I Ventimiglia del Maro sono una ramificazione, molto complessa e tuttora esistente, dei conti di Ventimiglia e della valle del Maro, località, quest'ultima, sita nell'antico comitato di Albenga. Dal 1218, con Enrico I conte di Ventimiglia, i del Maro entrarono nella Compagna del Comune di Albenga e successivamente assunsero la cittadinanza pur della Repubblica di Genova, 'Regina del Tirreno'. Almeno dal 1258 si insediarono nel Regno di Sicilia, con il conte Enrico II fautore del partito di Manfredi di Svevia.

Blasone dei Conti di Ventimiglia e del Maro.

Storia

L'origine

In realtà, i signori di Garessio e Ormea, condòmini e stretti parenti dei Ventimiglia del Maro, sono presenti in Sicilia almeno sin dall'anno 1094, affiancando i Normanni – di esiguo numero - nel processo cultural-religioso ed economico di latinizzazione dell'Isola. Nel 1095, inoltre, marchesa di Torino e diretta signora feudale dei Conti di Ventimiglia e del Maro diveniva Costanza di Sicilia - figlia del Gran Conte Ruggero I d'Altavilla - moglie di Corrado di Lorena. Ruggero I d'Altavilla, nel 1087, si sposava con Adelaide del Vasto - figlia di Manfredi, fratello di Bonifacio, marchese di Savona - e due sorelle di Adelaide si accasavano con due figli del gran conte, mentre il fratello Enrico sposava Flandina, altra figlia del sovrano siciliano.

Gli stessi del Vasto sembrano imparentati con i conti di Ventimiglia, per il matrimonio, intorno all'anno 1033 di Otto/Teuto - padre di Bonifacio del Vasto e di Manfredi - con Elena di Ventimiglia. Questi molteplici canali politici e dinastici saldavano sin dall'XI secolo i conti di Ventimiglia con l'ambiente normanno. Ovvero, Elena di Ventimiglia, figlia di Corrado II conte di Ventimiglia, sarebbe bisnonna di Ruggero II re di Sicilia e antenata della successiva discendenza regale normanno-sveva. Gli storici calcolano che dalla Liguria e sud Piemonte, nel Basso Medioevo, si trapiantarono in Sicilia circa duecentomila coloni detti «Lombardi». Costoro formarono una sorta di énclave franco-latina tra le popolazioni orientali del MessineseVal Demone a forte impronta greco-bizantina - e la zona occidentale del Palermitano e Val di Mazara, di consistente insediamento berbero-musulmano. L'ampia signoria territoriale dei Ventimiglia del Maro, fra i Nebrodi, le Madonie assorbì pur i centri urbani, in particolare la "capitale" madonita di Polizzi - una popolosa cittadina di 10.000 anime, in buona parte lombarde - e poi gli importanti scali commerciali di Cefalù e Termini, sulla costa tirrenica. I Conti di Ventimiglia e del Maro, ereditarono dunque, sviluppandola, la vocazione antropico-culturale latina delle popolazioni liguri che colonizzarono il territorio e la loro signoria.

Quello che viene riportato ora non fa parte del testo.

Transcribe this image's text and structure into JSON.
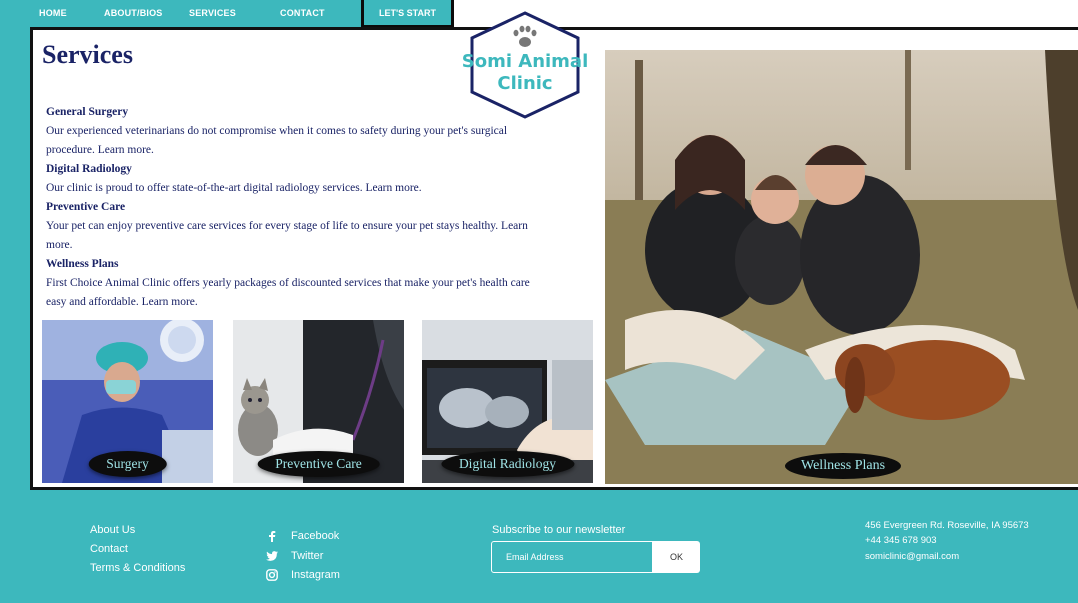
{
  "nav": {
    "items": [
      "HOME",
      "ABOUT/BIOS",
      "SERVICES",
      "CONTACT"
    ],
    "cta": "LET'S START"
  },
  "logo": {
    "line1": "Somi Animal",
    "line2": "Clinic"
  },
  "page_title": "Services",
  "services": [
    {
      "title": "General Surgery",
      "text": "Our experienced veterinarians do not compromise when it comes to safety during your pet's surgical procedure. Learn more."
    },
    {
      "title": "Digital Radiology",
      "text": "Our clinic is proud to offer state-of-the-art digital radiology services. Learn more."
    },
    {
      "title": "Preventive Care",
      "text": "Your pet can enjoy preventive care services for every stage of life to ensure your pet stays healthy. Learn more."
    },
    {
      "title": "Wellness Plans",
      "text": "First Choice Animal Clinic offers yearly packages of discounted services that make your pet's health care easy and affordable. Learn more."
    }
  ],
  "cards": [
    "Surgery",
    "Preventive Care",
    "Digital Radiology"
  ],
  "hero_label": "Wellness Plans",
  "footer": {
    "links": [
      "About Us",
      "Contact",
      "Terms & Conditions"
    ],
    "social": [
      "Facebook",
      "Twitter",
      "Instagram"
    ],
    "newsletter_title": "Subscribe to our newsletter",
    "newsletter_placeholder": "Email Address",
    "newsletter_button": "OK",
    "address": "456 Evergreen Rd. Roseville, IA 95673",
    "phone": "+44 345 678 903",
    "email": "somiclinic@gmail.com"
  },
  "colors": {
    "teal": "#3db8bd",
    "navy": "#1a2366",
    "pill": "#0d0d0d",
    "pill_text": "#9fe3e6"
  }
}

Il sigillo di Filippino Ventimiglia conte del Maro nel XIII secolo.

I Ventimiglia del Maro, pur avendo spostato il baricentro della loro politica nel Mediterraneo centrale, mantennero nel tardo Duecento importanti interessi economici nella città di Genova, dove gestivano la gabella di una porta cittadina e prelevavano i redditi di una quota delle 'Compere del Sale', ossia del commercio a più alto valore capitalistico nel Medioevo. Nondimeno, nel corso del Trecento, dai porti siciliani in loro possesso i Ventimiglia esportavano annualmente circa 22.000 salme di grano – delle quali 10.000 prodotte nelle loro terre – pari a circa cinquemila tonnellate. Il commercio era diretto principalmente verso Genova – che sfruttava particolari secolari privilegi daziari – e rese l'economia siciliana specializzata e 'bloccata' sulla monocoltura granaria all'interno del sistema produttivo mediterraneo. Nel 1300, il conte Enrico II Ventimiglia - come ambasciatore del re di Sicilia Federico III d'Aragona - stipulò con Genova un trattato che prevedeva il pagamento a Genova di mezzo milione di libbre d'oro in dieci anni, un'esenzione decennale dai dazi dei porti siciliani per quarantamila mine di grano, e l'alleanza nella guerra contro Carlo II d'Angiò, escludendo una pace separata sino alla consegna del castello di Monaco a Genova da parte degli Angioini. Sempre nel Trecento, i conti Ventimiglia del Maro impiantarono un banco in Porto Maurizio, nel comitato di Albenga, sviluppando il commercio a ampio raggio in tutto il Mediterraneo.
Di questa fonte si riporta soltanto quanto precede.